Shakspeare's Inheritance (Vol. ix., pp. 75. 154.).—Probably the following extracts from Littleton's Tenures in English, lately perused and amended (1656), may tend to a right understanding of the meaning of inheritance and purchase—if so, you may print them:

"Tenant in fee simple is he which hath lands or tenement to hold to him and his heires for ever: and it is called in Latine feodum simplex; for feodum is called inheritance, and simplex as much to say as lawful or pure, and so feodum simplex is as much to say as lawfull or pure inheritance. For if a man will purchase lands or tenements in fee simple, it behoveth him to have these words in his purchase, To have and to hold unto him and to his heires: for these words (his heires) make the estate of inheritance, Anno 10 Henrici 6. fol. 38.; for if any man purchase lands in these words, To have and to hold to him for ever, or by such words, To have and to hold to him and to his assigns for ever; in these two cases he hath none estate but for terme of life; for that, that he lacketh these words (his heires), which words only make the estate of inheritance in all feoffements and grants."

"And it is to be understood that this word (inheritance) is not only understood where a man hath lands or tenements by descent of heritage, but also every fee simple or fee taile that a man hath by his purchase, may be said inheritance; for that, thus his heires may inherite them. For in a Writ of Right that a man bringeth of land that was of his own purchase, the writ shall say, Quam clamat esse jus et hæreditatem suam, this is to say, which he claimeth to be his right and his inheritance."

"Also purchase is called the possession of lands or tenements that a man hath by his deed or by his agreement, unto which possession he commeth, not by descent of any of his ancestors or of his cosins, but by his own deed."

J. Bell.

Cranbroke, Kent.

Cassock (Vol. ix., pp. 101. 337.).—A note in Whalley's edition of Ben Jonson has the following remark on this word:

"Cassock, in the sense it is here used, is not to be met with in our common dictionaries: it signifies a soldier's loose outward coat, and is taken in that acceptation by the writers of Jonson's times. Thus Shakspeare, in All's Well that Ends Well:

'Half of the which dare not shake the snow from their cassocks.'"

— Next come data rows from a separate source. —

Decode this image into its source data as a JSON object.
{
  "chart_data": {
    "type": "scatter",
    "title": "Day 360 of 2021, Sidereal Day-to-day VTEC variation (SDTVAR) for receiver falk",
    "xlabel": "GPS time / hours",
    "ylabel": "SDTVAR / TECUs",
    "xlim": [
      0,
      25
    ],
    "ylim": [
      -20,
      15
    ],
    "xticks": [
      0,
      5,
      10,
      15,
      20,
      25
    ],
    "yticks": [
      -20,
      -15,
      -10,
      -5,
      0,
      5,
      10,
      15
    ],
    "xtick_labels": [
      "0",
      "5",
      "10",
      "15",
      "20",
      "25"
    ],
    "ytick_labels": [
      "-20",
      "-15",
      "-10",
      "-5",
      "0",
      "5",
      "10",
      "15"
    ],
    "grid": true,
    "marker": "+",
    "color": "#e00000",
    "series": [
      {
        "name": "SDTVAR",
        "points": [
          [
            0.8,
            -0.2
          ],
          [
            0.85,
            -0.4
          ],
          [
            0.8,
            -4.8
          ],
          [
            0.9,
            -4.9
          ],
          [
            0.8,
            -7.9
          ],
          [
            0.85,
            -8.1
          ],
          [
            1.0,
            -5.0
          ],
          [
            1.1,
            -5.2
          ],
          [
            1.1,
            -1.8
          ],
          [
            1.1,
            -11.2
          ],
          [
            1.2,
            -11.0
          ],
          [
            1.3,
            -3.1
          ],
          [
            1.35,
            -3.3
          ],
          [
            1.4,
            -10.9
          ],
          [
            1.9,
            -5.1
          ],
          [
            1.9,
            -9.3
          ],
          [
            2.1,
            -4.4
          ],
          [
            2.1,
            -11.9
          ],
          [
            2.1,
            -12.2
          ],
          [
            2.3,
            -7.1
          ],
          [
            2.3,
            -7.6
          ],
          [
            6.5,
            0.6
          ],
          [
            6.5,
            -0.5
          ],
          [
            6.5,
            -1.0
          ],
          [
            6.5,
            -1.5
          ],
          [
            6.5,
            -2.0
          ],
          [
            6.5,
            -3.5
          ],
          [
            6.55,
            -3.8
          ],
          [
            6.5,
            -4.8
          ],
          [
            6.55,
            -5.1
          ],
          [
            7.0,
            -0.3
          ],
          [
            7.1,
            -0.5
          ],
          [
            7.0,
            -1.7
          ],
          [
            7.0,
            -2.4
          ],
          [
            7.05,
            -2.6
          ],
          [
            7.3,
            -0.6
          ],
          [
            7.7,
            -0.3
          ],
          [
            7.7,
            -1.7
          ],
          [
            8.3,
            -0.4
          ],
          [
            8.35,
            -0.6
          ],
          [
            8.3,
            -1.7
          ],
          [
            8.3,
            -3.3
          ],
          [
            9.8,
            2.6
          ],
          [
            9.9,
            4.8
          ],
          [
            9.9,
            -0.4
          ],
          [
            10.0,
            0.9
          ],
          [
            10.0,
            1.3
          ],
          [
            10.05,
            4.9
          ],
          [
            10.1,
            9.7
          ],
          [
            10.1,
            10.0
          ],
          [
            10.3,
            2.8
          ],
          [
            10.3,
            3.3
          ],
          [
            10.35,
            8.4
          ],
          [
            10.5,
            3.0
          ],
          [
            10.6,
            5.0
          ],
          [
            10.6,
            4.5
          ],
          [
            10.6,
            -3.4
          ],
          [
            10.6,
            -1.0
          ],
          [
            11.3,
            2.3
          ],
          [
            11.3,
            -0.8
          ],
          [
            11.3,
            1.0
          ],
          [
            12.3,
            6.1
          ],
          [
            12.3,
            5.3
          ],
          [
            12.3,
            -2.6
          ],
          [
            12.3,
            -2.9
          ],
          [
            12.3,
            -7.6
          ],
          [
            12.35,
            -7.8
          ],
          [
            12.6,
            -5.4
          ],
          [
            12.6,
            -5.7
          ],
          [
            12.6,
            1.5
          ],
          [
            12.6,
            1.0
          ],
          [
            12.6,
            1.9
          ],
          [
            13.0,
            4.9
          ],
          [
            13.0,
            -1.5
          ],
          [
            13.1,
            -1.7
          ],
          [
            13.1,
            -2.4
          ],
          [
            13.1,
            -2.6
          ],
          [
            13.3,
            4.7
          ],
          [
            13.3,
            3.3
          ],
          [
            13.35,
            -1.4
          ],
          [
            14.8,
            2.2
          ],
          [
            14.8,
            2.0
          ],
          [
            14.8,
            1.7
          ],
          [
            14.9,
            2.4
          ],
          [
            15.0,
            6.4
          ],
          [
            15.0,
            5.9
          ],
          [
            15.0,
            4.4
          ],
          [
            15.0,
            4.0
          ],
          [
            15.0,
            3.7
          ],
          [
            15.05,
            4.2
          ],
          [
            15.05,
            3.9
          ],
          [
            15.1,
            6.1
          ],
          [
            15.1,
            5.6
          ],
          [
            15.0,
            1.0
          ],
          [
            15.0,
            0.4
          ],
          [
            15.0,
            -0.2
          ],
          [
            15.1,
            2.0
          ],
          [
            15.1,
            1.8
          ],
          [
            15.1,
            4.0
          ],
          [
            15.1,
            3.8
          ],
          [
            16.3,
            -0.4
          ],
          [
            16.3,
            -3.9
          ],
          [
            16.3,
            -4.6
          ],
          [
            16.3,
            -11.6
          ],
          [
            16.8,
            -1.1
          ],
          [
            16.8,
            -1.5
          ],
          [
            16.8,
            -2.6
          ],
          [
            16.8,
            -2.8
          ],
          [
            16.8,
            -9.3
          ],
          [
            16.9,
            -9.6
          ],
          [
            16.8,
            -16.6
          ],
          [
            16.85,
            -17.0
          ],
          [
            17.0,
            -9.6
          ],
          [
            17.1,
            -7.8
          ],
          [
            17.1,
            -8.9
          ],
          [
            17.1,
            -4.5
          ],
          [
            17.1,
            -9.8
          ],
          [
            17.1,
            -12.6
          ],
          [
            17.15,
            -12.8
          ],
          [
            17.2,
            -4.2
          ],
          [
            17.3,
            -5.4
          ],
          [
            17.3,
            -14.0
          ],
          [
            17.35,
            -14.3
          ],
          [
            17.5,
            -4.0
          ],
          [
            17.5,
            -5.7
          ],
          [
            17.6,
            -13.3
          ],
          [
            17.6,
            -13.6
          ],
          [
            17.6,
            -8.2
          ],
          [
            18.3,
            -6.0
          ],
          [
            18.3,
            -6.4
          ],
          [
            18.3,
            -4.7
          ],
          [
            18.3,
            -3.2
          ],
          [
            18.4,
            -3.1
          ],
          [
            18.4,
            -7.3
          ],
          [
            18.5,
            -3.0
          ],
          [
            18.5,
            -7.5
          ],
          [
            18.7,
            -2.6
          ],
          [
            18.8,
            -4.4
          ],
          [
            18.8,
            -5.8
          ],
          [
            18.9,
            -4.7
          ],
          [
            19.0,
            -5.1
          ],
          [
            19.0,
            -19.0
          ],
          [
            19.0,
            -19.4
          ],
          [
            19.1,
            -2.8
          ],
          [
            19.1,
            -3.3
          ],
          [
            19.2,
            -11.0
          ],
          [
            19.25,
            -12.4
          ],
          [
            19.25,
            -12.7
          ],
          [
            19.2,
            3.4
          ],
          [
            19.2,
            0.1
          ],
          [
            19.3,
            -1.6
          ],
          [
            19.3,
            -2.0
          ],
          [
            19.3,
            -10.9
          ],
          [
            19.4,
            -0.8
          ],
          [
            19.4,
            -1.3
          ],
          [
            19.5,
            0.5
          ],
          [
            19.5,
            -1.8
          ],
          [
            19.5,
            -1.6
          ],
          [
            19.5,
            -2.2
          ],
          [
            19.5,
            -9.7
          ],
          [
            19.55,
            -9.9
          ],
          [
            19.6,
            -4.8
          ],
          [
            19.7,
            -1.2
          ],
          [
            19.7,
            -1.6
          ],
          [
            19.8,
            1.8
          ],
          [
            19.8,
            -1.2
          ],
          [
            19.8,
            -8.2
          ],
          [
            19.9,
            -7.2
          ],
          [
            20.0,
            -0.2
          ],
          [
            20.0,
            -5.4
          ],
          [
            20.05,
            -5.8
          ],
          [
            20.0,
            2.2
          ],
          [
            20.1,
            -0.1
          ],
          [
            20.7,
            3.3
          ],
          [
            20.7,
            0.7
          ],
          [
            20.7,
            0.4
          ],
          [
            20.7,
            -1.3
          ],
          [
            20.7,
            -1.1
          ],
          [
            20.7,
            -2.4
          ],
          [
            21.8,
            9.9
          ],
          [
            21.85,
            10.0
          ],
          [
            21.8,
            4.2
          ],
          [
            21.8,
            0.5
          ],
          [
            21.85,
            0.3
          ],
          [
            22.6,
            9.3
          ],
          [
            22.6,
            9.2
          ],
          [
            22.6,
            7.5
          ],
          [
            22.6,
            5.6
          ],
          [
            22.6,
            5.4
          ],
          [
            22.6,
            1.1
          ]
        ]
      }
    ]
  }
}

This is confirmed in the passage of Jonson, on which the above is a note.

"This small service will bring him clean out of love with the soldier. He will never come within the sign of it, the sight of a cassock."—Every Man in his Humour, Act II. Sc. 5.

The cassock, as well as the gown and band, seem to have been the usual attire of the clergy on all occasions in the last century, as we find from the paintings of Hogarth and the writings of Fielding, &c. When did this custom cease? Can any reader of "N. & Q." supply traditional proof of clergymen appearing thus apparelled in ordinary life?